While he was still in high school, he achieved a certain notoriety by painting caricatures which he exhibited in the drawing supplies shop with which Eugène Boudin was working at the time. Eventually Boudin convinced the initially reluctant young Monet to paint with him in the open air. Monet would later say: "by the sole example of this artist who loved his art and independence, my destiny as a painter had opened up".
His family was not opposed to him becoming a painter, but his independent ideas, his criticism of academic painting and his refusal to attend a good art school caused repeated arguments within his family. See more
Eventually, Monet began working in Paris at the Swiss Academy, where he met Pissarro and Cézanne, before he had to perform his military duties.
At the end of the 1880s, his works began to attract public and critical attention. Fame brought him comfort and even wealth. Monet then lived in Giverny since 1883 with his two sons, Alice Hoschedé and his six children. Alice is the wife of the department store owner and collector of impressionist paintings Ernest Hoschedé, who went bankrupt in 1878. In 1890 Monet was able to buy the Giverny property, in which he lived on a rental basis, and married Alice (who died in 1911) in 1892, after her husband's death .
Monet's famous series dedicated to the Cathedral of Rouen under different lights was made from the window of the 2nd floor of a shop opposite the cathedral. He made 18 frontal views.

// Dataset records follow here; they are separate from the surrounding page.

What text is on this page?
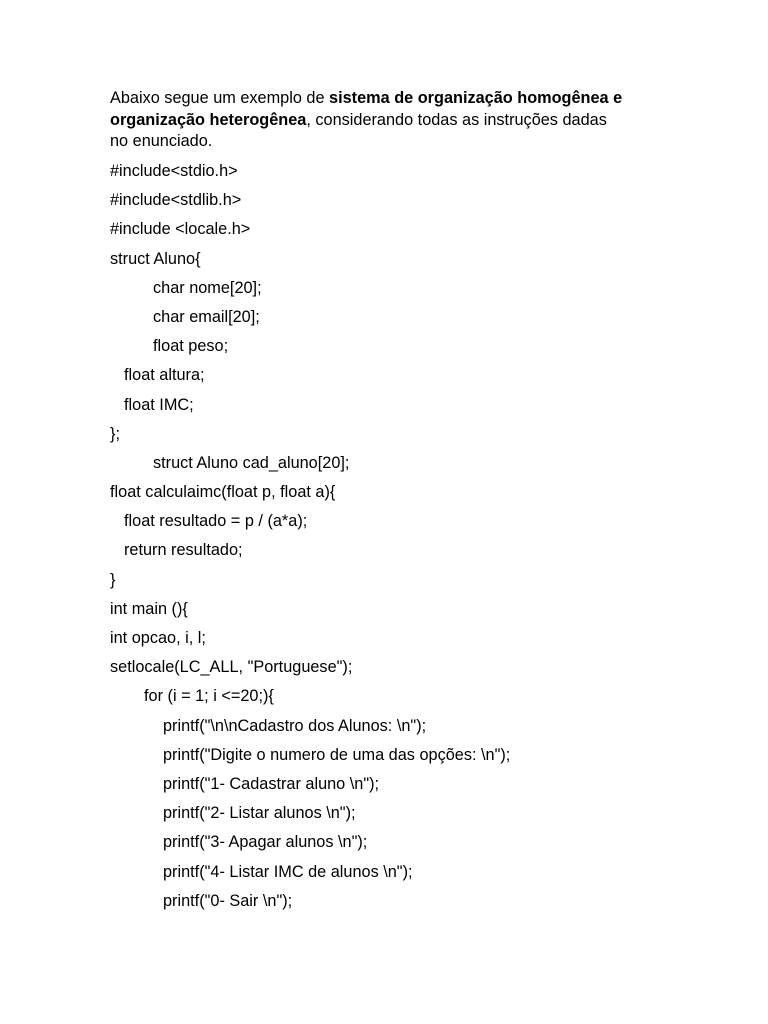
Abaixo segue um exemplo de sistema de organização homogênea e
organização heterogênea, considerando todas as instruções dadas
no enunciado.
#include<stdio.h>
#include<stdlib.h>
#include <locale.h>
struct Aluno{
char nome[20];
char email[20];
float peso;
float altura;
float IMC;
};
struct Aluno cad_aluno[20];
float calculaimc(float p, float a){
float resultado = p / (a*a);
return resultado;
}
int main (){
int opcao, i, l;
setlocale(LC_ALL, "Portuguese");
for (i = 1; i <=20;){
printf("\n\nCadastro dos Alunos: \n");
printf("Digite o numero de uma das opções: \n");
printf("1- Cadastrar aluno \n");
printf("2- Listar alunos \n");
printf("3- Apagar alunos \n");
printf("4- Listar IMC de alunos \n");
printf("0- Sair \n");
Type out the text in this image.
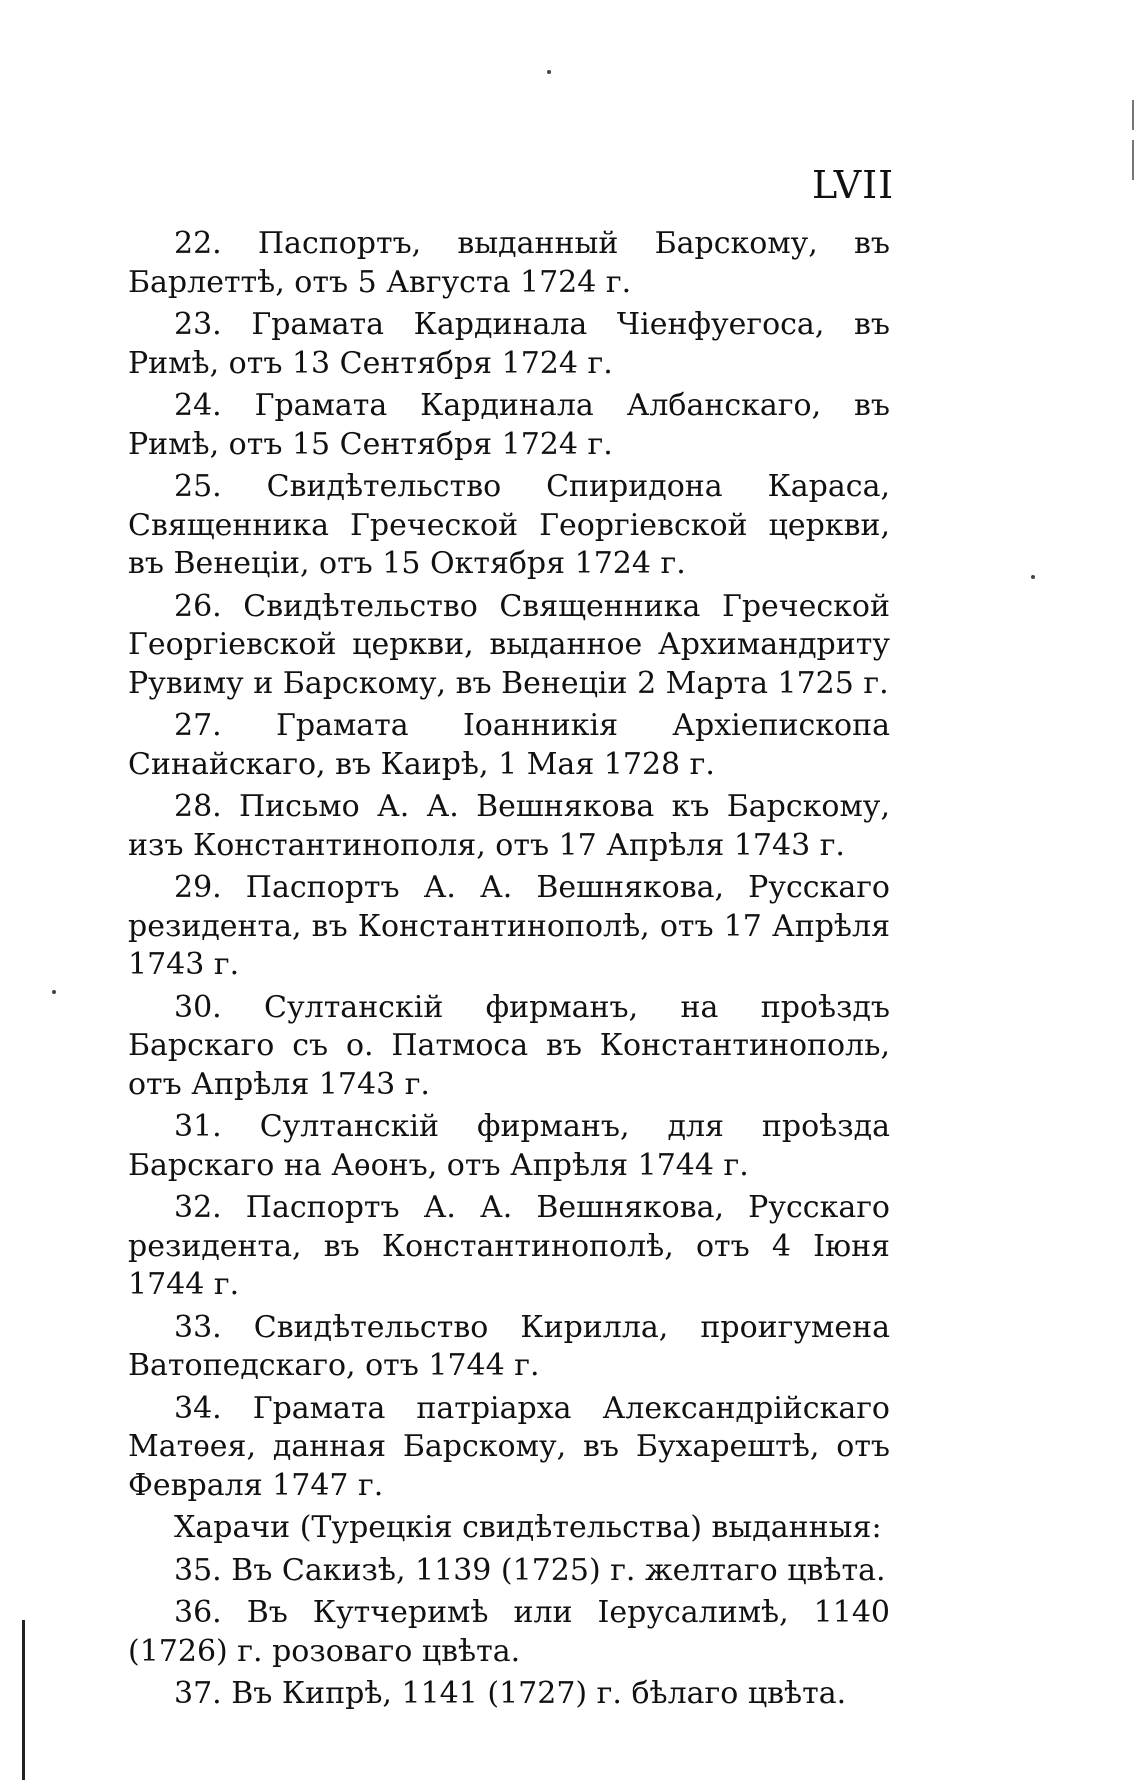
LVII

22. Паспортъ, выданный Барскому, въ Барлеттѣ, отъ 5 Августа 1724 г.

23. Грамата Кардинала Чіенфуегоса, въ Римѣ, отъ 13 Сентября 1724 г.

24. Грамата Кардинала Албанскаго, въ Римѣ, отъ 15 Сентября 1724 г.

25. Свидѣтельство Спиридона Караса, Священника Греческой Георгіевской церкви, въ Венеціи, отъ 15 Октября 1724 г.

26. Свидѣтельство Священника Греческой Георгіевской церкви, выданное Архимандриту Рувиму и Барскому, въ Венеціи 2 Марта 1725 г.

27. Грамата Іоанникія Архіепископа Синайскаго, въ Каирѣ, 1 Мая 1728 г.

28. Письмо А. А. Вешнякова къ Барскому, изъ Константинополя, отъ 17 Апрѣля 1743 г.

29. Паспортъ А. А. Вешнякова, Русскаго резидента, въ Константинополѣ, отъ 17 Апрѣля 1743 г.

30. Султанскій фирманъ, на проѣздъ Барскаго съ о. Патмоса въ Константинополь, отъ Апрѣля 1743 г.

31. Султанскій фирманъ, для проѣзда Барскаго на Аѳонъ, отъ Апрѣля 1744 г.

32. Паспортъ А. А. Вешнякова, Русскаго резидента, въ Константинополѣ, отъ 4 Іюня 1744 г.

33. Свидѣтельство Кирилла, проигумена Ватопедскаго, отъ 1744 г.

34. Грамата патріарха Александрійскаго Матѳея, данная Барскому, въ Бухарештѣ, отъ Февраля 1747 г.

Харачи (Турецкія свидѣтельства) выданныя:

35. Въ Сакизѣ, 1139 (1725) г. желтаго цвѣта.

36. Въ Кутчеримѣ или Іерусалимѣ, 1140 (1726) г. розоваго цвѣта.

37. Въ Кипрѣ, 1141 (1727) г. бѣлаго цвѣта.
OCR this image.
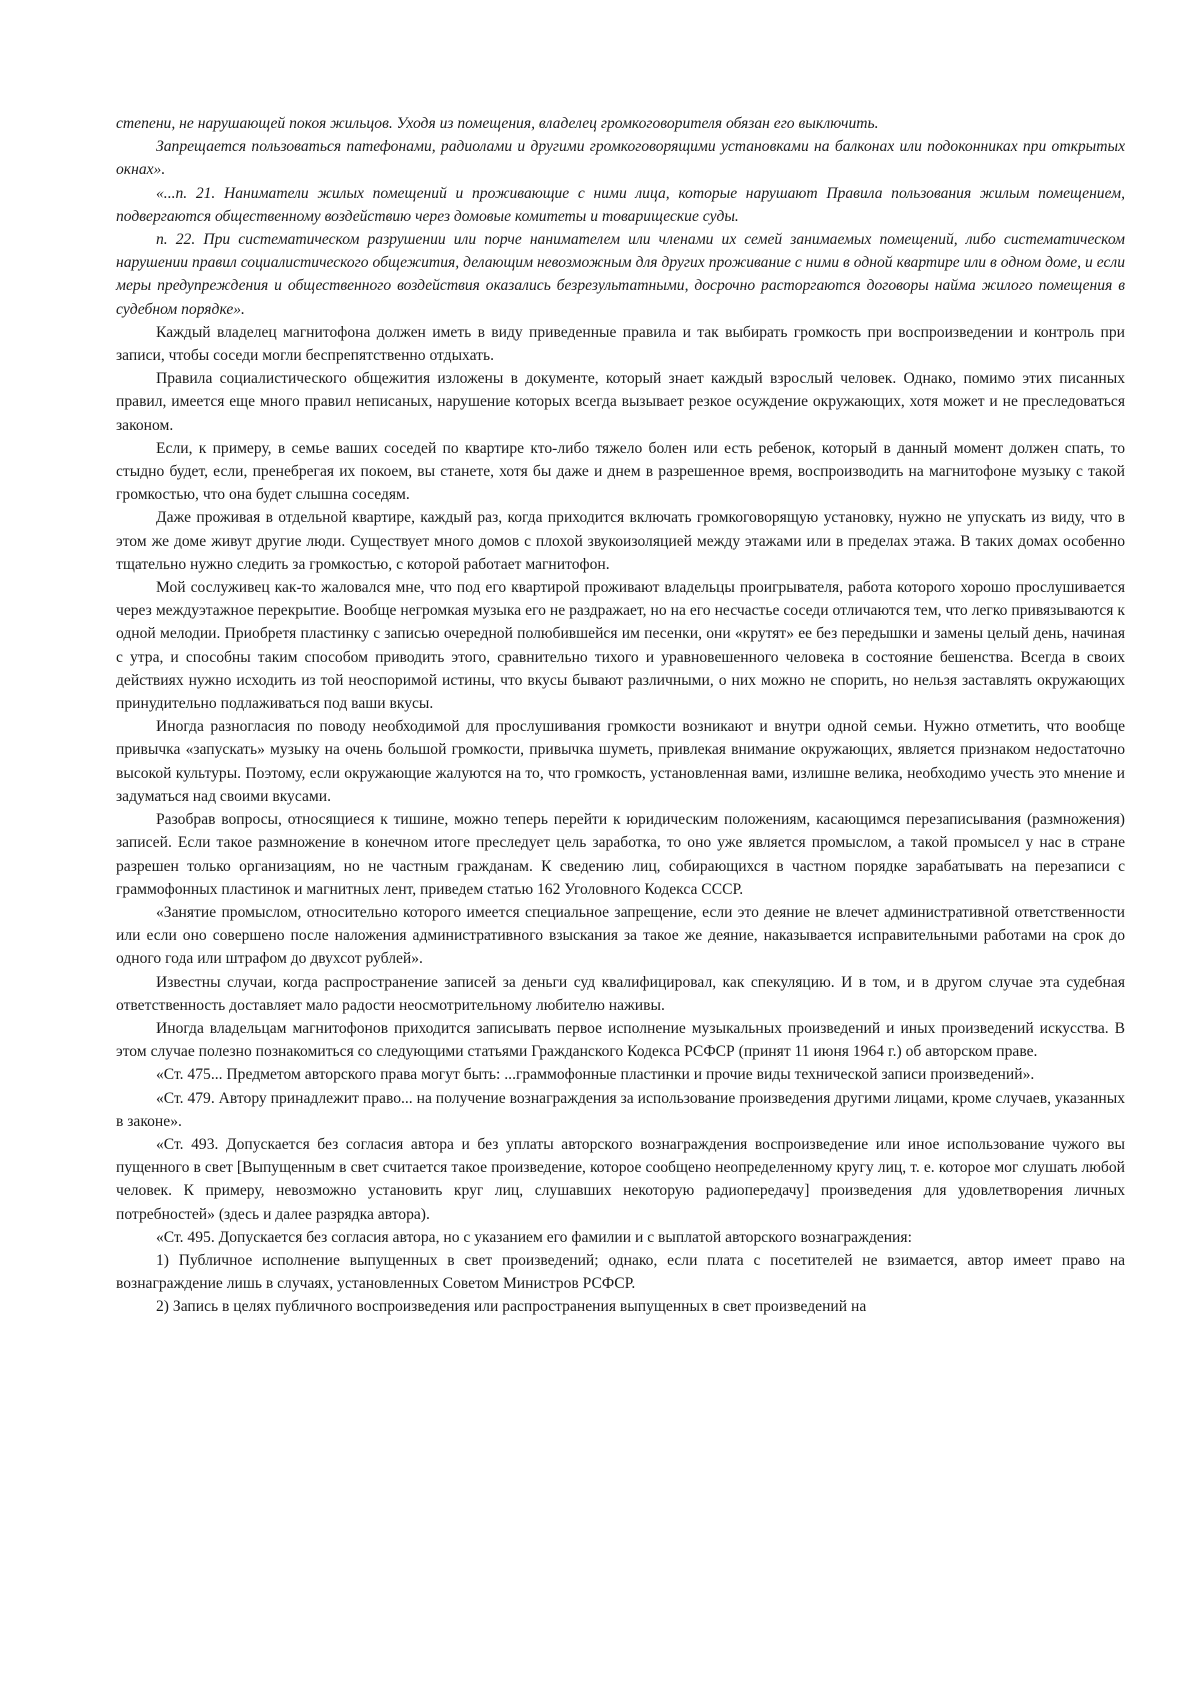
степени, не нарушающей покоя жильцов. Уходя из помещения, владелец громкоговорителя обязан его выключить.

Запрещается пользоваться патефонами, радиолами и другими громкоговорящими установками на балконах или подоконниках при открытых окнах».

«...п. 21. Наниматели жилых помещений и проживающие с ними лица, которые нарушают Правила пользования жилым помещением, подвергаются общественному воздействию через домовые комитеты и товарищеские суды.

п. 22. При систематическом разрушении или порче нанимателем или членами их семей занимаемых помещений, либо систематическом нарушении правил социалистического общежития, делающим невозможным для других проживание с ними в одной квартире или в одном доме, и если меры предупреждения и общественного воздействия оказались безрезультатными, досрочно расторгаются договоры найма жилого помещения в судебном порядке».

Каждый владелец магнитофона должен иметь в виду приведенные правила и так выбирать громкость при воспроизведении и контроль при записи, чтобы соседи могли беспрепятственно отдыхать.

Правила социалистического общежития изложены в документе, который знает каждый взрослый человек. Однако, помимо этих писанных правил, имеется еще много правил неписаных, нарушение которых всегда вызывает резкое осуждение окружающих, хотя может и не преследоваться законом.

Если, к примеру, в семье ваших соседей по квартире кто-либо тяжело болен или есть ребенок, который в данный момент должен спать, то стыдно будет, если, пренебрегая их покоем, вы станете, хотя бы даже и днем в разрешенное время, воспроизводить на магнитофоне музыку с такой громкостью, что она будет слышна соседям.

Даже проживая в отдельной квартире, каждый раз, когда приходится включать громкоговорящую установку, нужно не упускать из виду, что в этом же доме живут другие люди. Существует много домов с плохой звукоизоляцией между этажами или в пределах этажа. В таких домах особенно тщательно нужно следить за громкостью, с которой работает магнитофон.

Мой сослуживец как-то жаловался мне, что под его квартирой проживают владельцы проигрывателя, работа которого хорошо прослушивается через междуэтажное перекрытие. Вообще негромкая музыка его не раздражает, но на его несчастье соседи отличаются тем, что легко привязываются к одной мелодии. Приобретя пластинку с записью очередной полюбившейся им песенки, они «крутят» ее без передышки и замены целый день, начиная с утра, и способны таким способом приводить этого, сравнительно тихого и уравновешенного человека в состояние бешенства. Всегда в своих действиях нужно исходить из той неоспоримой истины, что вкусы бывают различными, о них можно не спорить, но нельзя заставлять окружающих принудительно подлаживаться под ваши вкусы.

Иногда разногласия по поводу необходимой для прослушивания громкости возникают и внутри одной семьи. Нужно отметить, что вообще привычка «запускать» музыку на очень большой громкости, привычка шуметь, привлекая внимание окружающих, является признаком недостаточно высокой культуры. Поэтому, если окружающие жалуются на то, что громкость, установленная вами, излишне велика, необходимо учесть это мнение и задуматься над своими вкусами.

Разобрав вопросы, относящиеся к тишине, можно теперь перейти к юридическим положениям, касающимся перезаписывания (размножения) записей. Если такое размножение в конечном итоге преследует цель заработка, то оно уже является промыслом, а такой промысел у нас в стране разрешен только организациям, но не частным гражданам. К сведению лиц, собирающихся в частном порядке зарабатывать на перезаписи с граммофонных пластинок и магнитных лент, приведем статью 162 Уголовного Кодекса СССР.

«Занятие промыслом, относительно которого имеется специальное запрещение, если это деяние не влечет административной ответственности или если оно совершено после наложения административного взыскания за такое же деяние, наказывается исправительными работами на срок до одного года или штрафом до двухсот рублей».

Известны случаи, когда распространение записей за деньги суд квалифицировал, как спекуляцию. И в том, и в другом случае эта судебная ответственность доставляет мало радости неосмотрительному любителю наживы.

Иногда владельцам магнитофонов приходится записывать первое исполнение музыкальных произведений и иных произведений искусства. В этом случае полезно познакомиться со следующими статьями Гражданского Кодекса РСФСР (принят 11 июня 1964 г.) об авторском праве.

«Ст. 475... Предметом авторского права могут быть: ...граммофонные пластинки и прочие виды технической записи произведений».

«Ст. 479. Автору принадлежит право... на получение вознаграждения за использование произведения другими лицами, кроме случаев, указанных в законе».

«Ст. 493. Допускается без согласия автора и без уплаты авторского вознаграждения воспроизведение или иное использование чужого вы пущенного в свет [Выпущенным в свет считается такое произведение, которое сообщено неопределенному кругу лиц, т. е. которое мог слушать любой человек. К примеру, невозможно установить круг лиц, слушавших некоторую радиопередачу] произведения для удовлетворения личных потребностей» (здесь и далее разрядка автора).

«Ст. 495. Допускается без согласия автора, но с указанием его фамилии и с выплатой авторского вознаграждения:

1) Публичное исполнение выпущенных в свет произведений; однако, если плата с посетителей не взимается, автор имеет право на вознаграждение лишь в случаях, установленных Советом Министров РСФСР.

2) Запись в целях публичного воспроизведения или распространения выпущенных в свет произведений на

Monet was to live from 1883 until his death in 1926, that is to say more than forty years, in his property in Giverny, of which he was to transform, little by little, the garden into a decorative ensemble.
Monet removed weeds, hedges, spades, sowed grass, planted ornamental trees and created a series of varied flowerbeds. He also produces a vegetable garden to feed the family. In the evenings, the children often water and weed often.